Of all the games that are scheduled for tomorrow, the Creighton-UCLA matchup rankes first in terms of “Thrill Score” on Kenpom.

The Jays, with Marcus Foster and Khyri Thomas bookending a talent-laden roster full of sprinters and Manny Suarez, boast an eFG% of 63.6%, good for 9th in the nation and registering at nearly 10 percentage points higher than UCLA. UCLA is ranked in the 300’s when it comes to defending the three pointer, which Creighton utilizes for 31% of their total scoring.

UCLA will lean on the talents of Kris Wilkes, a 6’8 195lb G/F that can shoot and rebound the ball. The freshman from Indy scored 20 points and nabbed 12 rebounds in the overtime win against Central Arkansas. To properly match-up against the agile and deft of hand ballhandler, the Jays may want to deploy the talents of one Ronnie Harrell Jr. His 6’7, 200lb frame and ability to nab rebounds would be a catalyst unknown to many, especially since TOBY! Hegner will be out for a few weeks.

If this is Ronnie’s coming out party, then by god let’s do it up right. There hasn’t been a juicer storyline of a relative unknown coming to the breadth of his talent while riding the bench for so long in Kansas City since Whit Merrifield.

The other high scorer in the affair against Arkansas was junior guard Aaron Holiday. He poured in 24 points in 43 minutes of action. His turnover:assist ratio sits idly at 1:1, but he can score in volumes, given he went 5-15 from the field but 4-9 from three. He also shot 12 free throws. He’ll give Khyri Thomas all that he can handle.

The last and final player we’ll talk about is 7’ senior Tommy Welsh. He’ll be the best big man Creighton will scout against so far this year, giving Martin Krampelj a true test of what the BIG EAST will eventually throw at him. Welsh has had a double-double in two of the three affairs the Bruins have been in this year, with 16 points on 8-19 shooting against Central Arkansas. He can score down low better than most, and with the depth being a little thin for the Bruins, his number will be called multiple times to get easy buckets.

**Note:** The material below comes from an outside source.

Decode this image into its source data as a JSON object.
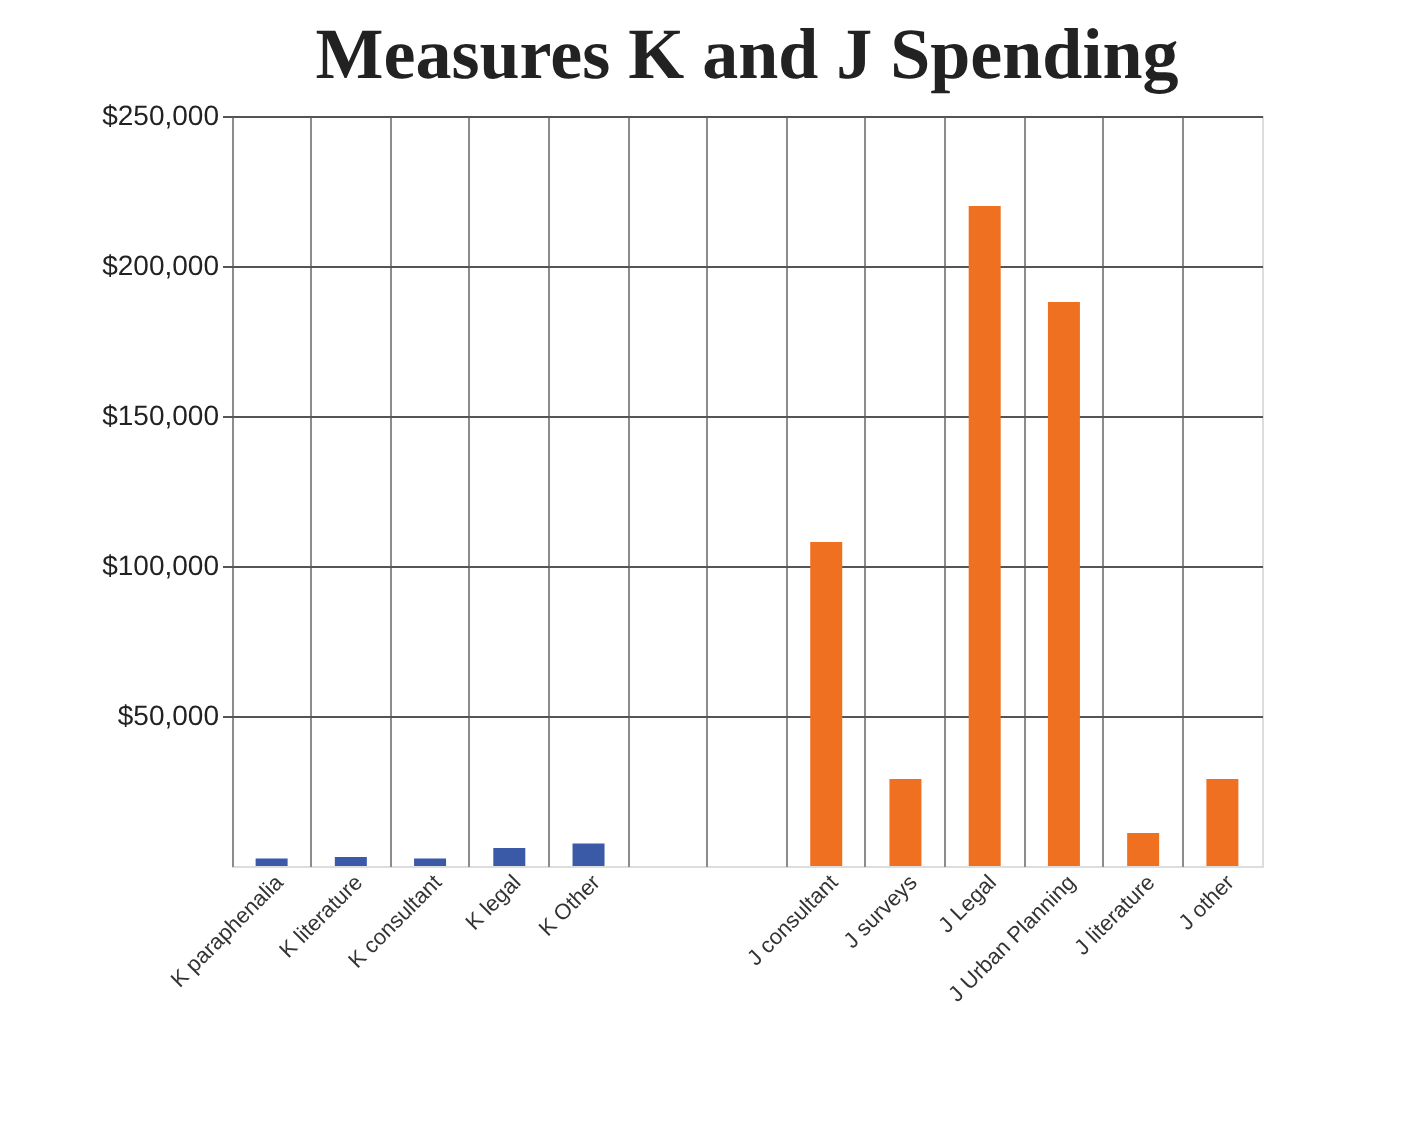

Overall, this game is a coin-flip. If Creighton can maintain poise throughout the contest and rely on Krampelj and Suarez to stay out of foul trouble, they’ll have a pretty good shot to win this one. If anyone can run with any damn body you know it’s the Bluejays. They’ve practically patented that style. Whether UCLA has the cajones to try to keep up instead of taking measured shots is the real mystery here.

Whatever happens, I hope the world doesn’t completely burn down, at least not right now.